Suppose you are in charge of estimating the relative incidence in Germany on a national level. Let's say you have a certain varying budget of tests to distribute each day. However, you do _not_ know the total number of tests available at the start of the day. Instead as the day progresses you are informed about new test capacities in batches of tests. You have to distribute this testing capacity immediately as it becomes available. To do so, after receiving a new batch of tests you can ask a designated contact in any county to test a certain number of randomly selected people in that county. 

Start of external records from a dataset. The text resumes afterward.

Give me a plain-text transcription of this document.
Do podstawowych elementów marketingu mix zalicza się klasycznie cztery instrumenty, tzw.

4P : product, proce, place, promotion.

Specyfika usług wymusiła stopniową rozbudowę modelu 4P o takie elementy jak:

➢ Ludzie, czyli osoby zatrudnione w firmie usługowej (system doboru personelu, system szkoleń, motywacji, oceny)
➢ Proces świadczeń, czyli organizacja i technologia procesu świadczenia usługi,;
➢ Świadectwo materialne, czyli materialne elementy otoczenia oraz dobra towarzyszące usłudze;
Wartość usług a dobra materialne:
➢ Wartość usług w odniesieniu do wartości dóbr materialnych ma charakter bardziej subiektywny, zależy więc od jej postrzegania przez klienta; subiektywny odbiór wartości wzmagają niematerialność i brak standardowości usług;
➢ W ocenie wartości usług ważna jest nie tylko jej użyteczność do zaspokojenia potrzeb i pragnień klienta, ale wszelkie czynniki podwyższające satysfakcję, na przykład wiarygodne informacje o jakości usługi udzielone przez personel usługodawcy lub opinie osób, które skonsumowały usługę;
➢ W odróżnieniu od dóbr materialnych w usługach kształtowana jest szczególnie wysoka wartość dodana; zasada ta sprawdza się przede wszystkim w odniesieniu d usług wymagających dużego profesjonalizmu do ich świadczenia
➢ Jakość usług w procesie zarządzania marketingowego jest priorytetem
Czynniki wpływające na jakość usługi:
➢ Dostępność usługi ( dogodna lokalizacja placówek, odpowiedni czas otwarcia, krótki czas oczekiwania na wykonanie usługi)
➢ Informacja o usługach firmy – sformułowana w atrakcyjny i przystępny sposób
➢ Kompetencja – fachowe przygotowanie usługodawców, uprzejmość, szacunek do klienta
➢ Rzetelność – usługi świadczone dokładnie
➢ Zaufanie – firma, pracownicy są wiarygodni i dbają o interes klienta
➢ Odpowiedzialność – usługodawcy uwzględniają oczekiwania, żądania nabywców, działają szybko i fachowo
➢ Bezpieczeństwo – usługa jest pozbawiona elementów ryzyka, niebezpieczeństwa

How would you distribute the tests arriving in batches to estimate the relative incidence in Germany without introducing (sampling) bias?

**Task:** Implement an algorithm to sample from a categorical distribution over arbitrary categories given a vector of probability weights and a function returning uniform random samples on the unit interval. That is, an algorithm which draws with replacement from a fixed number of categories according to a set of weights.

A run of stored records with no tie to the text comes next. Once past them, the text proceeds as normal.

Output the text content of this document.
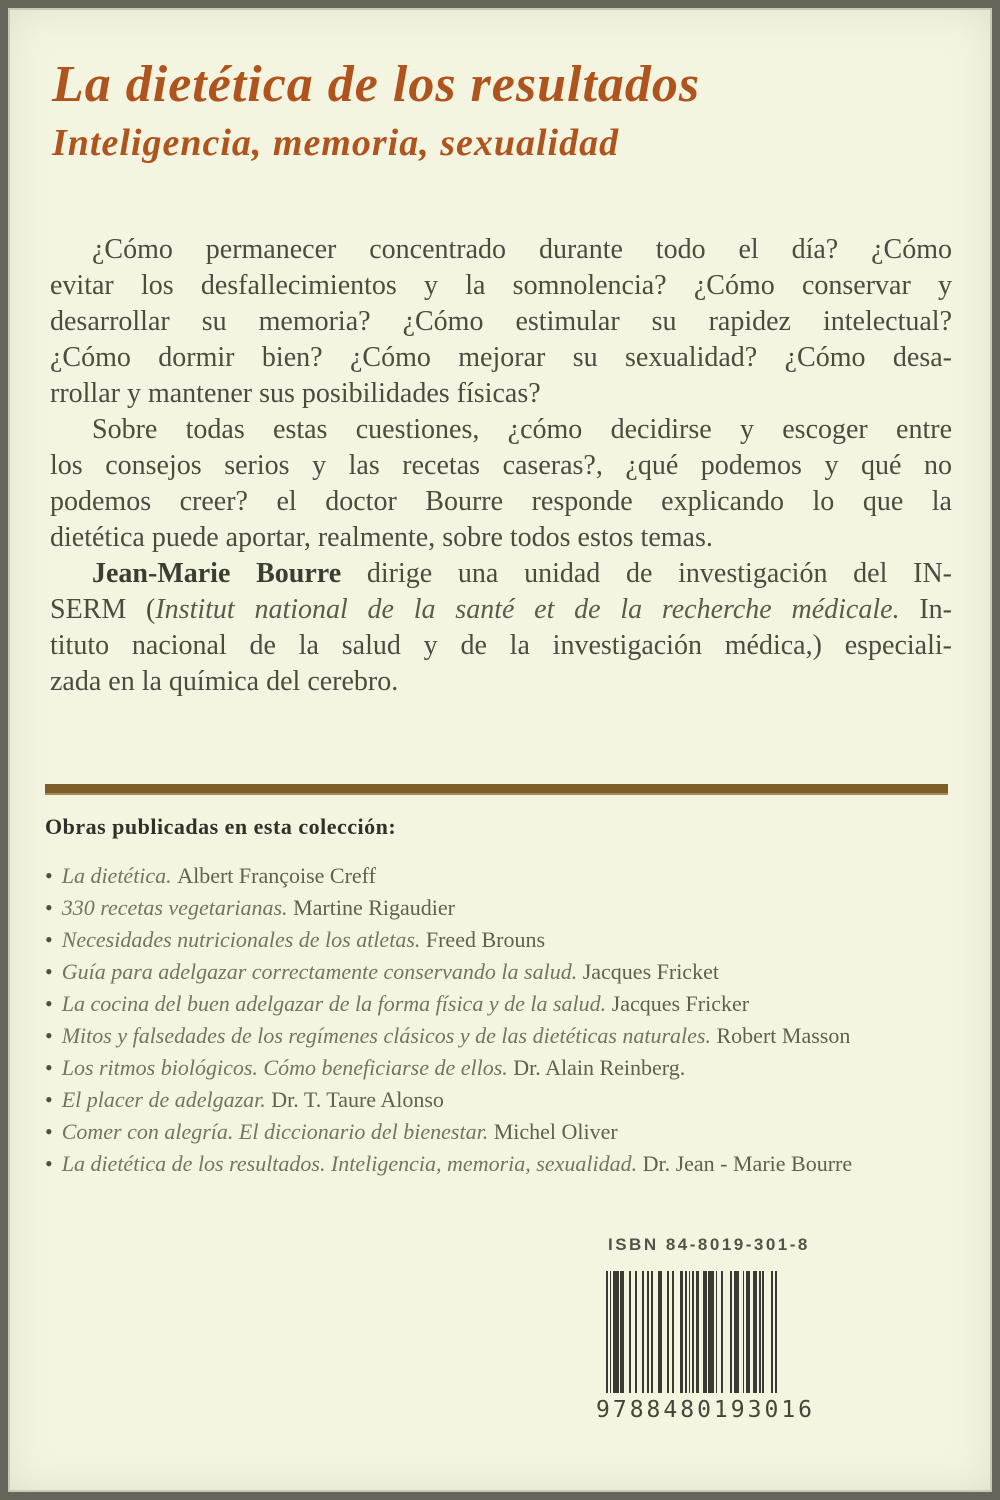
La dietética de los resultados
Inteligencia, memoria, sexualidad
¿Cómo permanecer concentrado durante todo el día? ¿Cómo
evitar los desfallecimientos y la somnolencia? ¿Cómo conservar y
desarrollar su memoria? ¿Cómo estimular su rapidez intelectual?
¿Cómo dormir bien? ¿Cómo mejorar su sexualidad? ¿Cómo desa-
rrollar y mantener sus posibilidades físicas?
Sobre todas estas cuestiones, ¿cómo decidirse y escoger entre
los consejos serios y las recetas caseras?, ¿qué podemos y qué no
podemos creer? el doctor Bourre responde explicando lo que la
dietética puede aportar, realmente, sobre todos estos temas.
Jean-Marie Bourre dirige una unidad de investigación del IN-
SERM (Institut national de la santé et de la recherche médicale. In-
tituto nacional de la salud y de la investigación médica,) especiali-
zada en la química del cerebro.
Obras publicadas en esta colección:
• La dietética. Albert Françoise Creff
• 330 recetas vegetarianas. Martine Rigaudier
• Necesidades nutricionales de los atletas. Freed Brouns
• Guía para adelgazar correctamente conservando la salud. Jacques Fricket
• La cocina del buen adelgazar de la forma física y de la salud. Jacques Fricker
• Mitos y falsedades de los regímenes clásicos y de las dietéticas naturales. Robert Masson
• Los ritmos biológicos. Cómo beneficiarse de ellos. Dr. Alain Reinberg.
• El placer de adelgazar. Dr. T. Taure Alonso
• Comer con alegría. El diccionario del bienestar. Michel Oliver
• La dietética de los resultados. Inteligencia, memoria, sexualidad. Dr. Jean - Marie Bourre
ISBN 84-8019-301-8
9788480193016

*Note:* Any other sampling functionality from `numpy` or `scipy` beyond `np.random.uniform` should not be used!

In [117]:
def sample_categorical(categ, p, size=()):
    """
    Sample from a categorical distribution.

    Parameters
    ----------
    categ : array-like, shape=(n,)
        Categories to sample from.
    p : array-like, shape=(n,)
        Probability weights of drawing from the different categories.
    size : tuple
        Size of the sample.
    """
    samples = np.empty(size, dtype=object)
    prob = p / np.sum(p)
    cumsum = np.cumsum(prob)
    for i in range(samples.shape[0]):
        for j in range(samples.shape[1]):

            rand = np.random.uniform()
            arr = np.where(rand <= cumsum)
            idx = arr[0][0]
            samples[i][j] = categ[idx]
            
    return samples

In [118]:
t = sample_categorical(categ=["a", "b", "c"], p = [1, 4, 6], size=(4, 5))
t

array([['b', 'a', 'c', 'c', 'b'],
       ['b', 'c', 'c', 'b', 'b'],
       ['c', 'c', 'c', 'b', 'a'],
       ['a', 'b', 'b', 'c', 'a']], dtype=object)

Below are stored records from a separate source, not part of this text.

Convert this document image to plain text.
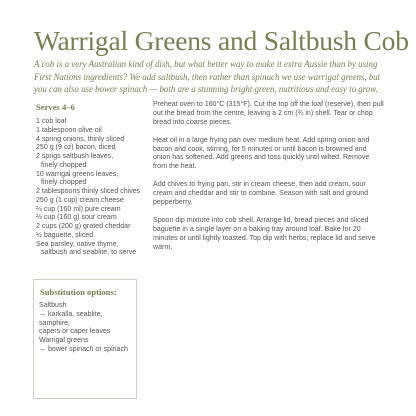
Warrigal Greens and Saltbush Cob
A cob is a very Australian kind of dish, but what better way to make it extra Aussie than by using First Nations ingredients? We add saltbush, then rather than spinach we use warrigal greens, but you can also use bower spinach — both are a stunning bright green, nutritious and easy to grow.
Serves 4–6
1 cob loaf
1 tablespoon olive oil
4 spring onions, thinly sliced
250 g (9 oz) bacon, diced
2 sprigs saltbush leaves,
finely chopped
10 warrigal greens leaves,
finely chopped
2 tablespoons thinly sliced chives
250 g (1 cup) cream cheese
⅔ cup (160 ml) pure cream
⅔ cup (160 g) sour cream
2 cups (200 g) grated cheddar
½ baguette, sliced
Sea parsley, native thyme,
saltbush and seablite, to serve

Preheat oven to 160°C (315°F). Cut the top off the loaf (reserve), then pull out the bread from the centre, leaving a 2 cm (¾ in) shell. Tear or chop bread into coarse pieces.

Heat oil in a large frying pan over medium heat. Add spring onion and bacon and cook, stirring, for 5 minutes or until bacon is browned and onion has softened. Add greens and toss quickly until wilted. Remove from the heat.

Add chives to frying pan, stir in cream cheese, then add cream, sour cream and cheddar and stir to combine. Season with salt and ground pepperberry.

Spoon dip mixture into cob shell. Arrange lid, bread pieces and sliced baguette in a single layer on a baking tray around loaf. Bake for 20 minutes or until lightly toasted. Top dip with herbs, replace lid and serve warm.

Substitution options:
Saltbush
→ karkalla, seablite, samphire,
capers or caper leaves
Warrigal greens
→ bower spinach or spinach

**Task:** Using the above sampling algorithm design a testing strategy which allocates a newly received batch of tests across the different counties at any time of the day. 

In [119]:
categ = germany_geo_df['GEN'].values
p = germany_geo_df['EWZ'].values
categ.shape, p.shape

((401,), (401,))

In [135]:
def testing_strategy(n_tests, counties, population):
    """
    Testing strategy for COVID-19 on a county level.

    Parameters
    ----------
    n_tests : int
        Number of available tests.
    counties : array-like
        Counties where tests can be distributed.
    population : array-like
        Population of each county.
    """
    sample_test = sample_categorical(counties, population, (1,n_tests))
    unique, counts = np.unique(sample_test, return_counts=True)
    return dict(zip(unique, counts))

In [138]:
testing_strategy(10, categ, p)

{'Augsburg': 1,
 'Donau-Ries': 1,
 'Frankfurt am Main': 1,
 'Heidekreis': 1,
 'Karlsruhe': 1,
 'Main-Kinzig-Kreis': 1,
 'Osnabrück': 1,
 'Rems-Murr-Kreis': 1,
 'Westerwaldkreis': 2}

**Task:** How would you argue that your sampling strategy is *unbiased*, meaning that it constitutes a representative sample of the German population?  

It is unbiased since every citizen of germany at any time of the day has an equal probability of receiving a test (assuming the are distributed without any bias within a county). This is due to taking the proportion of citizens per county into account and distributing the test independently of previous samples.